Chakra Discussions

Devotees Gave Up Everything for Krishna

by a once-upon-a-time temple devotee

Posted December 9, 2008

I read Kamlesh Patel's article about the treatment he received while visiting an ISKCON temple. I was impressed with the correctness of what he stated. Yes, it is Vedic culture to offer the guest excellent treatment. It is also stated that one should think of a guest as being as good as Vishnu. Can you imagine that? As good as Vishnu — truly a difficult and razor's-edge endeavor. One small slip, and you can make an offense.

On the other hand, I also was thinking about how the devotees were eating off a metal plate and guests were eating off leaf plates. Personally, I don't think a metal plate, which is washed again and again and used by many different devotees, is better. A leaf plate is used once and discarded. That is a cleaner and much higher standard, in my opinion.

Another thing I wish to point out is the little-known or -appreciated fact that the devotees who live in the temple are quite exalted. Basically, they are people like Mr. Patel who had an interest in Krishna consciousness but wished to take that pursuit to a higher level and joined, thus giving up their careers and future security. They also gave up family, and sometimes a husband would join and the wife would not or vice versa. Thus a soul would have left everything to be a live-in devotee. I myself once lived in a Hare Krishna temple. It was no picnic. It was harder than going to Marine Corps boot camp.

It is no easy task to be a temple devotee. When I joined the Hare Krishna movement back in the '70s, there was no easy time for the devotees. We would rise at 3 a.m. and shower in an outdoor building. We ran from the brahmachari ashram to another building through snow or rain; it didn't matter. We went to morning program and then took prasad, and as fast as we could change, we got into western clothes, jumped into vans and hit the streets to collect money all day long every day of the week. We sold candles for Krishna, albums, paintings, stickers and books. All the money we collected was given to the temple each day. This money was what built most of the early temples. To be a live-in devotee back in those days was the hardest job in the world.
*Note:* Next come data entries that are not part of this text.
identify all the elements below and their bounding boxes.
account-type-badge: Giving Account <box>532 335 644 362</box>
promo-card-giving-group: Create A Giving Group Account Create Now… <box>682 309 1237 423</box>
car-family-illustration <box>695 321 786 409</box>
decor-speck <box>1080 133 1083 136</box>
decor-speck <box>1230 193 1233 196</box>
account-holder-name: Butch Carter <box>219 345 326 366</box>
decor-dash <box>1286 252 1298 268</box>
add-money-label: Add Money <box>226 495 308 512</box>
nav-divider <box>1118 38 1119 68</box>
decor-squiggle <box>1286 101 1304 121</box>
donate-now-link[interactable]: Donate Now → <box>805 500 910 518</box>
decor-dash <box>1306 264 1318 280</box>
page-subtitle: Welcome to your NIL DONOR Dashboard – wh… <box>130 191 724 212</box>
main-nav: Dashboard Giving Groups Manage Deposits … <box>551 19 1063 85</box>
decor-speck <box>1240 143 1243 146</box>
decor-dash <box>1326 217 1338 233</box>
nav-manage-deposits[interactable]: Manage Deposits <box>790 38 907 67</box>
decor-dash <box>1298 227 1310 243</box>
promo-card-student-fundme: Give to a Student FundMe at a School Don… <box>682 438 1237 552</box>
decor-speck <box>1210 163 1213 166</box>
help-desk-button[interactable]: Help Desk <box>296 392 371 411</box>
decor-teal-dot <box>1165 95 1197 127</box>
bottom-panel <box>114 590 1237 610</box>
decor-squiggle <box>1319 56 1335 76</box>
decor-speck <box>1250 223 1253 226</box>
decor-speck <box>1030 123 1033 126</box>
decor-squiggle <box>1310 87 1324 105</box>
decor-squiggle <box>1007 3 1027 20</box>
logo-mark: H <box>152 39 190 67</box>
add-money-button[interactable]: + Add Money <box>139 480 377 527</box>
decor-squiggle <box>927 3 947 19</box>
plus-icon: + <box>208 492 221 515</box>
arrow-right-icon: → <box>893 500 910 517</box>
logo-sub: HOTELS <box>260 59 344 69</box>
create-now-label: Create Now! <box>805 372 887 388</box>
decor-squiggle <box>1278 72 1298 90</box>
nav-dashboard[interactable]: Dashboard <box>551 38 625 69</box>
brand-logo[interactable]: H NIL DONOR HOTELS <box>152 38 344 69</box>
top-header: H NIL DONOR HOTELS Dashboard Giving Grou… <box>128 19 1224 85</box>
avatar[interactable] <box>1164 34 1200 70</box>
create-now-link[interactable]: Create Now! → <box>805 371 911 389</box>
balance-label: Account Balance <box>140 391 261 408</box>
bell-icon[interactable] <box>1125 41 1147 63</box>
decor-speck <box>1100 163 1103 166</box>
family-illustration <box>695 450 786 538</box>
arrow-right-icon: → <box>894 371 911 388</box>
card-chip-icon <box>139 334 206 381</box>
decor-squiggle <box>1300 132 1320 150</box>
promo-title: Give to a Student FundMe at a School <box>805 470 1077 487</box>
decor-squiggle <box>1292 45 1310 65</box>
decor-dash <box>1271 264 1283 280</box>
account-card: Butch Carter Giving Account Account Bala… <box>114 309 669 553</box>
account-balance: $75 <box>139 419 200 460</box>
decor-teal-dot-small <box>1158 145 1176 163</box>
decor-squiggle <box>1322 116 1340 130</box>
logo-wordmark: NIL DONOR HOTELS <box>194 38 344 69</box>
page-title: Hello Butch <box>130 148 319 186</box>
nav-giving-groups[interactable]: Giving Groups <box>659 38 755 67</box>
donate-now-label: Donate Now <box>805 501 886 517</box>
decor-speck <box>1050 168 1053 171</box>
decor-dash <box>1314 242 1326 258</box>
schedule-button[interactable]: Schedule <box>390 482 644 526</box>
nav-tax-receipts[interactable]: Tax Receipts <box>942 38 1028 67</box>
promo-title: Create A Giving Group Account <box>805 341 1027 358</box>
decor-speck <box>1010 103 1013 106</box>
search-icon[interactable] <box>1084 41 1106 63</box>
I wish to say this: instead of coming to the temple and finding a flaw in the arrangements, try giving up ten to 20 years of your life, not getting married, giving all the time you have to help spread Srila Prabhupada's movement and sleeping only six hours a day. Indeed there is no better happiness in the world than pleasing Prabhupada by these sacrifices.

I will agree that treating guests properly should not be ignored. Higher than that realization is that these devotees, who Mr. Patel says enjoyed on a higher level, may indeed be the greatest living souls on the planet. They are Prabhupada's army, and sometimes they fall in battle. I personally was beaten unconscious while collecting money for my temple. Another devotee I knew was shot with a .22 pistol while singing the Hare Krishna mantra on the streets of Berkeley, California. Worse yet, a devotee was preaching in Tennessee many years ago and was burned alive in his sleeping bag by a fire bomb thrown into the temple. He lost his life for Krishna. There are numerous stories of devotees being assaulted, deprogrammed, kidnapped, raped and killed by demons while trying to keep temples open and distributing Prabhupada's books.

Those devotees who are eating off metal plates should probably be eating off solid gold plates, because they and those devotees who came before them are the greatest souls this earth has produced. Without them, what kind of world would we have today? Imagine a world with no Hare Krishna movement. That would be a very dark and merciless world to leave to our children — a real hell.

I no longer live in a Hare Krishna temple, because I could not keep the standard that Srila Prabhupada asked: 16 rounds a day and four regulative principles. But the time that I did spend as a full-time devotee has changed my life and showed me the great value of having a true religious center near my home, occupied by true believers of the greatest savior of all, His Divine Grace A.C. Bhakivedanta Swami Prabhupada.

Please remember, when looking at that simple devotee eating off the floor on a metal plate, that he has given up everything to serve his fellow man. He should be blessed again and again for his surrender. What to speak of a sannyasi who has special needs? So what! Give him whatever he asks for, and be grateful that we even have a sannyasi to come to our temple. I, being an American, remember long ago, when there was no such thing as a sannyasi or even a devotee in all of America. They simply didn't exist in western culture.

I wish this sannyasi would come to my town. I would pick him up in a limousine and hire the best brahmans to cook for him.